Die zweite Ambivalenz des linguistic turn ergibt sich aus dem Spannungsverhältnis, das zwischen einem konstruktiv-problemlösenden und einem therapeutisch-problemauflösenden Umgang mit den überlieferten Grundproblemen der modernen Philosophie besteht. Für Wittgenstein ist ein solches Spannungsverhältnis in doppelter Hinsicht zu diagnostizieren. Erstens fällt sein Denken in zwei philosophische Positionen auseinander: die logizistische Position, die der frühe Wittgenstein im Tractatus (1921) vertrat, und die gebrauchstheoretische Sicht, die der späte Wittgenstein in den Philosophischen Untersuchungen (posthum 1953) entwickelt hat.42 Der im Vorwort zum Tractatus formulierte konstruktive Anspruch von Wittgensteins frühem Hauptwerk besteht darin, „die Probleme [der Philosophie – M.S.] im Wesentlichen endgültig gelöst zu haben.“43 Demgegenüber ist der therapeutische Ansatz der Philosophischen Untersuchungen nicht auf die Lösung, sondern vielmehr auf die Auflösung der theoretizistischen Lehrbuchprobleme der modernen Philosophie gerichtet. Zweitens ist die Perspektive der Philosophischen Untersuchungen in sich selbst ambivalent. Einerseits ironisiert Wittgenstein (als therapeutischer Philosoph) das von ihm im Tractatus vertretene Programm einer auf die Logik gegründeten Sprachphilosophie und billigt der Philosophie einzig noch die negative Aufgabe der Entlarvung falscher Reinheitsansprüche zu. Andererseits greift er selbst (als im schwachen Sinn transformativer Philosoph) an verschiedenen Stellen erneut auf die von ihm zunächst lächerlich gemachte Idee der Unterscheidung zwischen dem Empirischen und dem Grammatischen bzw. zwischen nichtphilosophischer und philosophischer Untersuchung zurück, um auf deren Grundlage eine „Theorie von der Philosophie als Übersicht“44 zu entwickeln.
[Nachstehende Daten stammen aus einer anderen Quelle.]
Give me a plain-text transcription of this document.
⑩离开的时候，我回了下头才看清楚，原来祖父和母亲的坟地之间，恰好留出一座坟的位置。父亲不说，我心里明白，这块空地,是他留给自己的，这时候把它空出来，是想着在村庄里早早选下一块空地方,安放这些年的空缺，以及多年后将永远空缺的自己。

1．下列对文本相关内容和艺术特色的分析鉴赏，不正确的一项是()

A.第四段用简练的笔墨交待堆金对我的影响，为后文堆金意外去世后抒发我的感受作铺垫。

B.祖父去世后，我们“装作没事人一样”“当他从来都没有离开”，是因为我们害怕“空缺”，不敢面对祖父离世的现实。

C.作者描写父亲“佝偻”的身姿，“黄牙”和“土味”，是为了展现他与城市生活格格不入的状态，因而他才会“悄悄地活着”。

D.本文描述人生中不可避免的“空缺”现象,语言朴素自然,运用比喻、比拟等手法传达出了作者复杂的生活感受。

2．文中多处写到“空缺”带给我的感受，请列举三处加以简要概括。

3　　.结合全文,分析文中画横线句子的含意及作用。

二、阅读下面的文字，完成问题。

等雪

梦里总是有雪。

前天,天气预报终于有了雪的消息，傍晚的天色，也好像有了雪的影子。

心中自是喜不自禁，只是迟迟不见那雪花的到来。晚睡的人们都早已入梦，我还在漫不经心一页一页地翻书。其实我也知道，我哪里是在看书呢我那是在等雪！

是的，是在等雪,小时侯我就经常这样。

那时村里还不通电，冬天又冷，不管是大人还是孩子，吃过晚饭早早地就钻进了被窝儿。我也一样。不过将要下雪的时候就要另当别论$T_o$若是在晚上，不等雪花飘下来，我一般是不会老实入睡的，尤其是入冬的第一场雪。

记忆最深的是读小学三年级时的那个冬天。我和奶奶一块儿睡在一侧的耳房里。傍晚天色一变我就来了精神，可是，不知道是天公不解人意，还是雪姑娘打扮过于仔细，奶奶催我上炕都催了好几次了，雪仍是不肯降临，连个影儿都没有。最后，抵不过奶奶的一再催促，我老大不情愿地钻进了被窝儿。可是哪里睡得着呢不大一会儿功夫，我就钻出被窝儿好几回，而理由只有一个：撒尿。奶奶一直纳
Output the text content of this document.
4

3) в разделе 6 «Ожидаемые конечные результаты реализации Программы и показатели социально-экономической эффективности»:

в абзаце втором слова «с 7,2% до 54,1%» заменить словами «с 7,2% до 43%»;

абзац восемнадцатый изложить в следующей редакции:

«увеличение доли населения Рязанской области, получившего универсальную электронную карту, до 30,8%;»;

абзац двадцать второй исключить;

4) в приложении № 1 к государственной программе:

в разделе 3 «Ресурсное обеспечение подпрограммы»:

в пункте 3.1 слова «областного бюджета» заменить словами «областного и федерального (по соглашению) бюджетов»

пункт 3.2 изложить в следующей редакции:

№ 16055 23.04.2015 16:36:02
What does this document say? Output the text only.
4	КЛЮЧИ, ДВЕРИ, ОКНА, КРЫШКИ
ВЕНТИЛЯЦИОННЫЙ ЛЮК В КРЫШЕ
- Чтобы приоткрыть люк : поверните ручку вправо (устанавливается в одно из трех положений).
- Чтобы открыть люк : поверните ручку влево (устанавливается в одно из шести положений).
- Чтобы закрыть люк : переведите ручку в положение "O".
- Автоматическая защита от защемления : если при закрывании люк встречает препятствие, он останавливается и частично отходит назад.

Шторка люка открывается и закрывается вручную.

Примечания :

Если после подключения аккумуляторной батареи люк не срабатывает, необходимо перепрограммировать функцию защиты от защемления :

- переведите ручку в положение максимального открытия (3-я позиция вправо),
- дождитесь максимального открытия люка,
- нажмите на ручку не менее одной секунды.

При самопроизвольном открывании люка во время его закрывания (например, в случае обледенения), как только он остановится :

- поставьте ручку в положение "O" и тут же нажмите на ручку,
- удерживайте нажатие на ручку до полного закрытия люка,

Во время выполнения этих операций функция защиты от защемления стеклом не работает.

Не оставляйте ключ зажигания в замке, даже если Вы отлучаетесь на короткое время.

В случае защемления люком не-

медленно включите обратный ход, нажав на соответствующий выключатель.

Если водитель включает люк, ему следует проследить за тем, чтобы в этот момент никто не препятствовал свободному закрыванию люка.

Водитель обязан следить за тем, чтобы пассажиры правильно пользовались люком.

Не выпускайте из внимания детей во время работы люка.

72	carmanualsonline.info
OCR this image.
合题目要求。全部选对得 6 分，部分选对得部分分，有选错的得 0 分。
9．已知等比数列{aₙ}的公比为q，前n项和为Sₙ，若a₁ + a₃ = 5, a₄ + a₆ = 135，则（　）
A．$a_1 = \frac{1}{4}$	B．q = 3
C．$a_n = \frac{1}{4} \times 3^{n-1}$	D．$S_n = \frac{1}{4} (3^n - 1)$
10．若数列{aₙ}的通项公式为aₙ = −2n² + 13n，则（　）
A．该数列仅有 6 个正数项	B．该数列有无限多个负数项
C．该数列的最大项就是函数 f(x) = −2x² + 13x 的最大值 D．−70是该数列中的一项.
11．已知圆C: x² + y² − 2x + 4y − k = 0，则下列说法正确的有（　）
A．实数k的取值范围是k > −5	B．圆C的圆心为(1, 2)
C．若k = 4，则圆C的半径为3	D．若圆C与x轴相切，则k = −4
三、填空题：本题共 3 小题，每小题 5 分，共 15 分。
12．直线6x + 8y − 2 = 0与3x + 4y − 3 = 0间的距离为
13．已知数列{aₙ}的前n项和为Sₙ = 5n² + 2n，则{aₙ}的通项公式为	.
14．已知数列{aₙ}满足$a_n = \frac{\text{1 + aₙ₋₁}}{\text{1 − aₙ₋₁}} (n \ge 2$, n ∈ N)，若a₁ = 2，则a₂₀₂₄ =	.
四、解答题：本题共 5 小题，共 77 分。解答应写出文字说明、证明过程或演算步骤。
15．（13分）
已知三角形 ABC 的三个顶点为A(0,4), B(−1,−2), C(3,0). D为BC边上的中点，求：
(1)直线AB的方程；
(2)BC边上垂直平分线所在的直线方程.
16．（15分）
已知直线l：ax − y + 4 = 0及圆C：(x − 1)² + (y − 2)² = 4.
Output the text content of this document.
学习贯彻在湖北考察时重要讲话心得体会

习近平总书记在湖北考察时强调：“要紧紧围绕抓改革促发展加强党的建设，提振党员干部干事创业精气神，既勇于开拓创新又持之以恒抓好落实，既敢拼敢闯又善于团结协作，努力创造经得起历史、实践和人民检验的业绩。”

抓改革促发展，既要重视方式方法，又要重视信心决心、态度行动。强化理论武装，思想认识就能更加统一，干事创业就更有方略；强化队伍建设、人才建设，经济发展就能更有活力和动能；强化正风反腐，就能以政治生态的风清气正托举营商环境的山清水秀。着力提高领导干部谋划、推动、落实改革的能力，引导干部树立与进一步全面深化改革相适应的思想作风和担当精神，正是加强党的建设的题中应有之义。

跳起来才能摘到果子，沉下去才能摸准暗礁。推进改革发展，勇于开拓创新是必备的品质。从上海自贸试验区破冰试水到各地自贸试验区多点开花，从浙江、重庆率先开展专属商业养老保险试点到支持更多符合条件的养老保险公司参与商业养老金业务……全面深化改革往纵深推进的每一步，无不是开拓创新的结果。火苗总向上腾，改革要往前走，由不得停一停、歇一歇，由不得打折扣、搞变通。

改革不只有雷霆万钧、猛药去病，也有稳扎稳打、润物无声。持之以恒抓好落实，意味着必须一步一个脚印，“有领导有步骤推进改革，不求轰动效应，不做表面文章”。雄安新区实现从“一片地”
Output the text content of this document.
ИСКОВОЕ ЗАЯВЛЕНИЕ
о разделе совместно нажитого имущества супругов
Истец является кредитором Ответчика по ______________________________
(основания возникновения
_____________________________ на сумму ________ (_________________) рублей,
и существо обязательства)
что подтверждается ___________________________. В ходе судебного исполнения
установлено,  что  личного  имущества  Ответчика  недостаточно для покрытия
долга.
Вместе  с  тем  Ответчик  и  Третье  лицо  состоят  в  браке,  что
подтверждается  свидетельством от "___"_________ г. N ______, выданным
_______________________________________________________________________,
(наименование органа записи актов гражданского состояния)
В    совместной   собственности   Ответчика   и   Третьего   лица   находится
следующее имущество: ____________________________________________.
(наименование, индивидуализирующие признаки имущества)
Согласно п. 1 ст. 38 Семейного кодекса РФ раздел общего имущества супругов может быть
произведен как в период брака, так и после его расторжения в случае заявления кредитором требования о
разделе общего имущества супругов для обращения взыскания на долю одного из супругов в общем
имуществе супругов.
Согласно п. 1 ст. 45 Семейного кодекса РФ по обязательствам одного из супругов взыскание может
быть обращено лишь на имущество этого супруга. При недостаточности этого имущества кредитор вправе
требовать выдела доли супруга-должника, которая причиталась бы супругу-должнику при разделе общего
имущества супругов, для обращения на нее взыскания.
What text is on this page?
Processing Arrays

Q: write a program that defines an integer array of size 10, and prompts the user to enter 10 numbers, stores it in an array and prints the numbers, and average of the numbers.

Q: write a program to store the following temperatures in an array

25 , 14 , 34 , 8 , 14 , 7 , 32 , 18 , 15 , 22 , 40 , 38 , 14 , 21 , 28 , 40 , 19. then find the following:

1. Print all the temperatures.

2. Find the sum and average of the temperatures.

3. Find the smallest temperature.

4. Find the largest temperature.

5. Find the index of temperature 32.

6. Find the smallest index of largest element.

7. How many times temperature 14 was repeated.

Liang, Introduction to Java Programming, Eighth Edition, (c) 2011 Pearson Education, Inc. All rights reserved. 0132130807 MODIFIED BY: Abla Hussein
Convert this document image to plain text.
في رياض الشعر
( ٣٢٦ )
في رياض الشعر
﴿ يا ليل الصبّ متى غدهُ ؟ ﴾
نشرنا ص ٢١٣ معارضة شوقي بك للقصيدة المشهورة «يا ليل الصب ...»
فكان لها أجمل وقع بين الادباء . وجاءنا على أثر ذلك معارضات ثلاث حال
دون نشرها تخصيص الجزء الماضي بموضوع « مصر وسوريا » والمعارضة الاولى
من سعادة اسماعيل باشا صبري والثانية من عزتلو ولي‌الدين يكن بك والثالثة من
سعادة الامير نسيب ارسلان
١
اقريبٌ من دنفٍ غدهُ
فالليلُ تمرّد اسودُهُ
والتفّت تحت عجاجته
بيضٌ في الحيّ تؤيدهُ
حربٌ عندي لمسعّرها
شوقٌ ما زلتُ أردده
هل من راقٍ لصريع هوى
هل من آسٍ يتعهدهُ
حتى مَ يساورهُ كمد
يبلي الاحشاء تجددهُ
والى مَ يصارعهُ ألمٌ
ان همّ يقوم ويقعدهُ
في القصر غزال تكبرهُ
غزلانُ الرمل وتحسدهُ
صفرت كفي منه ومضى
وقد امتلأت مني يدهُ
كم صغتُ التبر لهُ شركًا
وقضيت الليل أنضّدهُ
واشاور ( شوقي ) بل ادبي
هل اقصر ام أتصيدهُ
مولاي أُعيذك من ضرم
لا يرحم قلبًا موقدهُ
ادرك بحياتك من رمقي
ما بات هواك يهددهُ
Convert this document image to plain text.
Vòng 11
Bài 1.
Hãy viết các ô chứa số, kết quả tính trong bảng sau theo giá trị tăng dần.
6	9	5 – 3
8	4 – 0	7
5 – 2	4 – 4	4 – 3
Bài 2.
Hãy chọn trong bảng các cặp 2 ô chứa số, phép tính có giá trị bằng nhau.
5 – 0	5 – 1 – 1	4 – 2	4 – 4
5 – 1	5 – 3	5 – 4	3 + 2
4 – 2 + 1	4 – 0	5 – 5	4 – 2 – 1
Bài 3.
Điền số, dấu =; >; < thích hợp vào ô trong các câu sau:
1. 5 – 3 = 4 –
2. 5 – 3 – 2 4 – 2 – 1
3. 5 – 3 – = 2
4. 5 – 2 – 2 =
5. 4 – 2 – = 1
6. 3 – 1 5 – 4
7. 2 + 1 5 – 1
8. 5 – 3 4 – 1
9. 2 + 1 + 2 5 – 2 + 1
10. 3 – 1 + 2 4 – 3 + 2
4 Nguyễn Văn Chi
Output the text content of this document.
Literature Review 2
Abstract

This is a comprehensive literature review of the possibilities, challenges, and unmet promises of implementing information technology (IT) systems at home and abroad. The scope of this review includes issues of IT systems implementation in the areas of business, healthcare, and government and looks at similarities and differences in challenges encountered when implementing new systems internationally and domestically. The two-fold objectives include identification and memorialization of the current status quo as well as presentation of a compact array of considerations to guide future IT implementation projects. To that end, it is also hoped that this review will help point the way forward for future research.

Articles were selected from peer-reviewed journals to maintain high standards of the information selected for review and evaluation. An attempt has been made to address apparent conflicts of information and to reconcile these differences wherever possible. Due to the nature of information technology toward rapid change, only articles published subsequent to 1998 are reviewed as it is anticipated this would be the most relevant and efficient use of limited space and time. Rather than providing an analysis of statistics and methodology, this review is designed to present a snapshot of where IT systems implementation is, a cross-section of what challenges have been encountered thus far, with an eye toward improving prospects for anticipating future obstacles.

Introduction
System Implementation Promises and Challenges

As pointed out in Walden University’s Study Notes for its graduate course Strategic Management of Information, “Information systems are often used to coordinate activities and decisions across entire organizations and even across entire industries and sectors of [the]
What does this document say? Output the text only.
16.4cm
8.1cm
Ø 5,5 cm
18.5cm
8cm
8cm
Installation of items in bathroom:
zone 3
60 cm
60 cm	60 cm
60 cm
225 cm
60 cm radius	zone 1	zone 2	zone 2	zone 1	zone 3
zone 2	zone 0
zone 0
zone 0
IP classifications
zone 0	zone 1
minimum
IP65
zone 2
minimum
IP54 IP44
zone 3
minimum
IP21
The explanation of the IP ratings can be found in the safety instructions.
Auch das Denken von Sellars und Quine ist über weite Strecken von der zweiten Ambivalenz des linguistic turn bestimmt. Aber anders als bei Wittgenstein, der zugleich (als im starken Sinn transformativer Philosoph) wichtige Grundlagen für ein pragmatistisches Vokabular der Philosophie gelegt hat45, verhält es sich bei Sellars und Quine so, daß ihre Leistungen dort, wo sie für die Ermöglichung der pragmatischen Wende des linguistic turn wegweisend wurden, in erster Linie als destruktiv bzw. therapeutisch zu beschreiben sind. In diesem Sinn stellt Rorty fest: „Neither Quine nor Sellars (...) has developed a new conception of philosophy in any detail.“46 Die philosophiehistorisch bedeutsamen Leistungen der beiden Autoren bestehen statt dessen vielmehr in der Problematisierung bzw. gezielten Destruktion von grundlegenden Dogmen bzw. Basisunterscheidungen, die von Kant bis zu den Hauptvertretern der beiden Schulen des linguistic turn unhinterfragt als Fundamente für die theoretizistische Aufgabenbestimmung der modernen Fachphilosophie (als einer gegenüber den Wissenschaften autonomen Disziplin) dienten.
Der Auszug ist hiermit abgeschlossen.